Ella Creamer 

Zadie Smith, Stephen King and Rachel Cusk’s pirated works used to train AI

Works by thousands of authors also including Margaret Atwood, Haruki Murakami and Jonathan Franzan fed into models run by firms including Meta and Bloomberg
  
  

Author Stephen King.
Author Stephen King. Photograph: Kenzo Tribouillard/AFP/Getty Images

Zadie Smith, Stephen King, Rachel Cusk and Elena Ferrante are among thousands of authors whose pirated works have been used to train artificial intelligence tools, a story in The Atlantic has revealed.

More than 170,000 titles were fed into models run by companies including Meta and Bloomberg, according to an analysis of “Books3” – the dataset harnessed by the firms to build their AI tools.

Books3 was used to train Meta’s LLaMA, one of a number of large language models – the best-known of which is OpenAI’s ChatGPT – that can generate content based on patterns identified in sample texts. The dataset was also used to train Bloomberg’s BloombergGPT, EleutherAI’s GPT-J and it is “likely” it has been used in other AI models.

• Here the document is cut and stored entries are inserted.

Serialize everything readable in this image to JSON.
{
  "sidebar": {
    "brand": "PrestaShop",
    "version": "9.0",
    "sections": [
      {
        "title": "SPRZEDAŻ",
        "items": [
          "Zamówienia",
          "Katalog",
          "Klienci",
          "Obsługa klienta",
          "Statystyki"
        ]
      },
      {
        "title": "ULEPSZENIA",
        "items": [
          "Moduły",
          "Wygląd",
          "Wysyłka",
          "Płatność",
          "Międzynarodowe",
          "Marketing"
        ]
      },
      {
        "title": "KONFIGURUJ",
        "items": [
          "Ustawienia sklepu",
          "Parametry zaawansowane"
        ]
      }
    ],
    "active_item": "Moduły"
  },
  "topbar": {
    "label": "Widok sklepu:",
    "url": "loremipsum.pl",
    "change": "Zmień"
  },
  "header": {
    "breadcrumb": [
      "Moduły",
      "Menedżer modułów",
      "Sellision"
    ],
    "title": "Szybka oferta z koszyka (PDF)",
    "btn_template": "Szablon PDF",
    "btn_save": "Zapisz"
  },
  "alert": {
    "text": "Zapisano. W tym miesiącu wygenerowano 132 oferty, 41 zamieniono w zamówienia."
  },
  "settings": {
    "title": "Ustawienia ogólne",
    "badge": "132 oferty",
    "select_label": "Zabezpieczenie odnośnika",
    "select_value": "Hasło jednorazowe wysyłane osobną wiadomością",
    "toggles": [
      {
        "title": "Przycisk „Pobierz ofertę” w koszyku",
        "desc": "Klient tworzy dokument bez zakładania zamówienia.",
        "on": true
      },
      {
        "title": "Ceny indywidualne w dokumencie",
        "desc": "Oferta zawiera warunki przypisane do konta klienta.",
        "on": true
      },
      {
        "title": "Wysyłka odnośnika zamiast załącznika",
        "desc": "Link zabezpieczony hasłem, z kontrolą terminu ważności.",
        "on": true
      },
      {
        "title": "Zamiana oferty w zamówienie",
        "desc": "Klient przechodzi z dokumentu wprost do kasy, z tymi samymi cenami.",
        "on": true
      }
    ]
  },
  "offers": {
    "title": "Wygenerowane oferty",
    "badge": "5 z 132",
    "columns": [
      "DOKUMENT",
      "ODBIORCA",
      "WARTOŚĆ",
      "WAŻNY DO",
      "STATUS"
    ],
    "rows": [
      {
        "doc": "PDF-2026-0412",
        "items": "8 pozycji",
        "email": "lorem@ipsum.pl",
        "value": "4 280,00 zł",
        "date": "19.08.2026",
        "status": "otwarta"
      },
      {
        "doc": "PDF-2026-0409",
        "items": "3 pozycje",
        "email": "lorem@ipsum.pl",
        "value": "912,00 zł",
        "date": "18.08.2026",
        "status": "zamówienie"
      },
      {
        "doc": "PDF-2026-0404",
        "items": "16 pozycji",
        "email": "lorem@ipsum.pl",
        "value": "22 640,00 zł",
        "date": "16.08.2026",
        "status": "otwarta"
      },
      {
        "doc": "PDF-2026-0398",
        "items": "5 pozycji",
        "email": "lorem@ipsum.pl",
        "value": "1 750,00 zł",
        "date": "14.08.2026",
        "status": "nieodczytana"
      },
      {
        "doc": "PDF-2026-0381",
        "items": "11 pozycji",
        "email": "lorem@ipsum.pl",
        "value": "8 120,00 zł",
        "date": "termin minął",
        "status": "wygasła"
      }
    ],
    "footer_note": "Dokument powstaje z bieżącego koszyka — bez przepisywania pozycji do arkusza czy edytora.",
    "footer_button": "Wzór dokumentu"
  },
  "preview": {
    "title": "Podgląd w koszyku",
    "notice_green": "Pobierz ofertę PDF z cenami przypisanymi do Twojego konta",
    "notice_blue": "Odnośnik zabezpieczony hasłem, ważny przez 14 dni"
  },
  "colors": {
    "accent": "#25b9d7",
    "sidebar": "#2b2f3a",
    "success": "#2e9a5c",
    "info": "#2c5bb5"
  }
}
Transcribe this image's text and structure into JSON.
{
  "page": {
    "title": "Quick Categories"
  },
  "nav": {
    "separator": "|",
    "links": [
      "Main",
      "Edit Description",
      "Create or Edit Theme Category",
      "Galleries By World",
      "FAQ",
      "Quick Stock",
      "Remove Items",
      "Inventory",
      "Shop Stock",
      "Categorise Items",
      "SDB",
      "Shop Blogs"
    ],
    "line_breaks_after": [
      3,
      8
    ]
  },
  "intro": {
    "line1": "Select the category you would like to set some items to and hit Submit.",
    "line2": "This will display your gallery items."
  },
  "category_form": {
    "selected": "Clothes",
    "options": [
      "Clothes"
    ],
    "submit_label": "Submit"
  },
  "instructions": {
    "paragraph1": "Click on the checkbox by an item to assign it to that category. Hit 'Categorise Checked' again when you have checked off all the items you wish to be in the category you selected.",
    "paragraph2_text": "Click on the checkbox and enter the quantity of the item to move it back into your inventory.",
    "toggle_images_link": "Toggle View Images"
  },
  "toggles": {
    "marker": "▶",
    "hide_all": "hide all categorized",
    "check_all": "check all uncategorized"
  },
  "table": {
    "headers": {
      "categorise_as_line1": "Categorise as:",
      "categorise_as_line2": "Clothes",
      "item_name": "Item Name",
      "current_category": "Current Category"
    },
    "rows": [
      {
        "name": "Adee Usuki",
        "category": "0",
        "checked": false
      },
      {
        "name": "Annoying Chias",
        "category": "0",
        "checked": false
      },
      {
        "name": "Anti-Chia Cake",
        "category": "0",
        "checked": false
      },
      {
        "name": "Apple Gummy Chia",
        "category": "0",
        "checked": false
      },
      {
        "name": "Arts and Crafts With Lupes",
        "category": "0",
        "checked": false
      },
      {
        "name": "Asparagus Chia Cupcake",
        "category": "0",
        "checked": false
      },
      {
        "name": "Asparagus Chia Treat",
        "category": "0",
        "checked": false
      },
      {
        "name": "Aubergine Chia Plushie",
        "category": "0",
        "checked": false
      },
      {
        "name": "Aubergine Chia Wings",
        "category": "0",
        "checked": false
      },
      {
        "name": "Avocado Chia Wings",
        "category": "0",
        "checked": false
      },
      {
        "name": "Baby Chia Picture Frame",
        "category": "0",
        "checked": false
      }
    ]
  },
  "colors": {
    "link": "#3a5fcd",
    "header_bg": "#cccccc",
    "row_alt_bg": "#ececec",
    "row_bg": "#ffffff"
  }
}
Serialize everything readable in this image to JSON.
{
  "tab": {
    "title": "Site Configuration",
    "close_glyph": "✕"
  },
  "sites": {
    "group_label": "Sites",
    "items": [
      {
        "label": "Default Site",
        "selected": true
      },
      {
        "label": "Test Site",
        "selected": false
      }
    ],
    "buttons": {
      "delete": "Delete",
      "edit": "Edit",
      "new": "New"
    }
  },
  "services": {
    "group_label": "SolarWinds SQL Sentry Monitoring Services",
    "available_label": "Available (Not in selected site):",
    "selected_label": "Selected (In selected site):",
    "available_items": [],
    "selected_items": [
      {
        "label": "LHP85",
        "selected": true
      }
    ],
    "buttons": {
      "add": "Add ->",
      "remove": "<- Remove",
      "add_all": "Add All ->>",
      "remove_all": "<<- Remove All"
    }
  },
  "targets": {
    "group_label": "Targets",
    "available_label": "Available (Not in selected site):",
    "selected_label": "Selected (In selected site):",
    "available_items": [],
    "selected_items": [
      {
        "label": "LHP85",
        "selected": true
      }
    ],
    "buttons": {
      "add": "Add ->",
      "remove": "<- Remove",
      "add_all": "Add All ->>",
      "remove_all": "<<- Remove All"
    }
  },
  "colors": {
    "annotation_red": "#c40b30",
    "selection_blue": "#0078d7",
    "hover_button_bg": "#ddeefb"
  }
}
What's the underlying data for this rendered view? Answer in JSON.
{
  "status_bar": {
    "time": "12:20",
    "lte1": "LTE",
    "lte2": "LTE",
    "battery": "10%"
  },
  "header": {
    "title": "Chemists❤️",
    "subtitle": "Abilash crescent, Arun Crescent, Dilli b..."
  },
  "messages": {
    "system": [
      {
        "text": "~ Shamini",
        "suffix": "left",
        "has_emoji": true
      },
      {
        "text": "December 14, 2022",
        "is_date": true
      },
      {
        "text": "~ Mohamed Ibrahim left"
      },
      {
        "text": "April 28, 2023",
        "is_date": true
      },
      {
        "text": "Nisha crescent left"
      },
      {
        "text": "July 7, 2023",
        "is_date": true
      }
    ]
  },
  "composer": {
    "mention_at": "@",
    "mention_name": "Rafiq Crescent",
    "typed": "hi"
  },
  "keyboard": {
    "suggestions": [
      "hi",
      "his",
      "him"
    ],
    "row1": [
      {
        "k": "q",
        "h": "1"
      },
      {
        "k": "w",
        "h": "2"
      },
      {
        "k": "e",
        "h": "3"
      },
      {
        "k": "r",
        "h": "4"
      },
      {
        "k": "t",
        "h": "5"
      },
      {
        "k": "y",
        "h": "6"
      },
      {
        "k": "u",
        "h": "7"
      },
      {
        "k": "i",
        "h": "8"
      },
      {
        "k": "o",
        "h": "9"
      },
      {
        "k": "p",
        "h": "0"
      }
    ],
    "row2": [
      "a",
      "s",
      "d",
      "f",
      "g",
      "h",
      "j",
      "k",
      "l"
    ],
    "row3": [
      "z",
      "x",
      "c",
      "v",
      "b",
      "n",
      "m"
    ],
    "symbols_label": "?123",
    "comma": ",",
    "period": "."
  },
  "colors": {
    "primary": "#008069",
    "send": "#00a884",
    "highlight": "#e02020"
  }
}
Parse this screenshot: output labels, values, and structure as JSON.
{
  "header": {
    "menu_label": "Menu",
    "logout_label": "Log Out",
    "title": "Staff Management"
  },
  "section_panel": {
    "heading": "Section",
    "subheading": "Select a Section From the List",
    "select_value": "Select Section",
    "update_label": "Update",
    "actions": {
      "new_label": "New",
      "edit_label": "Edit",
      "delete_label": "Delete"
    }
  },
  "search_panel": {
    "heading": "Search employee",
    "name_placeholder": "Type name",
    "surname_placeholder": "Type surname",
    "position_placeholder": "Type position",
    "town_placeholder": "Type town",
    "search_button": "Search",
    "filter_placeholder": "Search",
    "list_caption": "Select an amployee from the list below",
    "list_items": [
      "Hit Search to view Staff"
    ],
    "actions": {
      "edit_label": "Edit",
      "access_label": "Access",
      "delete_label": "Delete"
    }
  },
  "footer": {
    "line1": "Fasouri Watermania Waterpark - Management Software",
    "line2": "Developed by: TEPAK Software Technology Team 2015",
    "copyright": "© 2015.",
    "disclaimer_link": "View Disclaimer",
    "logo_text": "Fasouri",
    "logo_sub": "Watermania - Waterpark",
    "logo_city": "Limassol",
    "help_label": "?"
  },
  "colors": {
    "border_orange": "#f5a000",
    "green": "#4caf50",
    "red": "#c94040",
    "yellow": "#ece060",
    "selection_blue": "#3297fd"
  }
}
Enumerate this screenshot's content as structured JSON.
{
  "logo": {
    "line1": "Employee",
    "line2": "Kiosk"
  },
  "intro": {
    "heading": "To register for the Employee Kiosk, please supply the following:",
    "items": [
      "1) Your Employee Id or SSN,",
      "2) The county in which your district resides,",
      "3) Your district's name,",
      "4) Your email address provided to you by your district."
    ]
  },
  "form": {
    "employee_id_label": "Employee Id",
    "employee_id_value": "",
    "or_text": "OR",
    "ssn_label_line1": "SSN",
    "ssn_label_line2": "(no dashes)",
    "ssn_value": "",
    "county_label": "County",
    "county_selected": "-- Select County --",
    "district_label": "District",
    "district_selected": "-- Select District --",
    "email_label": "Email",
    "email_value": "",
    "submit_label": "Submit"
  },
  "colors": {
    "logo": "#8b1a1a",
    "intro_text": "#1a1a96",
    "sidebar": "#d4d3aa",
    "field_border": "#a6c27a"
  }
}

The titles contained in Books3 are roughly one-third fiction and two-thirds nonfiction, and the majority were published within the last two decades. Along with Smith, King, Cusk and Ferrante’s writing, copyrighted works in the dataset include 33 books by Margaret Atwood, at least nine by Haruki Murakami, nine by bell hooks, seven by Jonathan Franzen, five by Jennifer Egan and five by David Grann.

Books by George Saunders, Junot Díaz, Michael Pollan, Rebecca Solnit and Jon Krakauer also feature, as well as 102 pulp novels by Scientology founder L Ron Hubbard and 90 books by pastor John MacArthur.

The titles span large and small publishers including more than 30,000 published by Penguin Random House, 14,000 by HarperCollins, 7,000 by Macmillan, 1,800 by Oxford University Press and 600 by Verso.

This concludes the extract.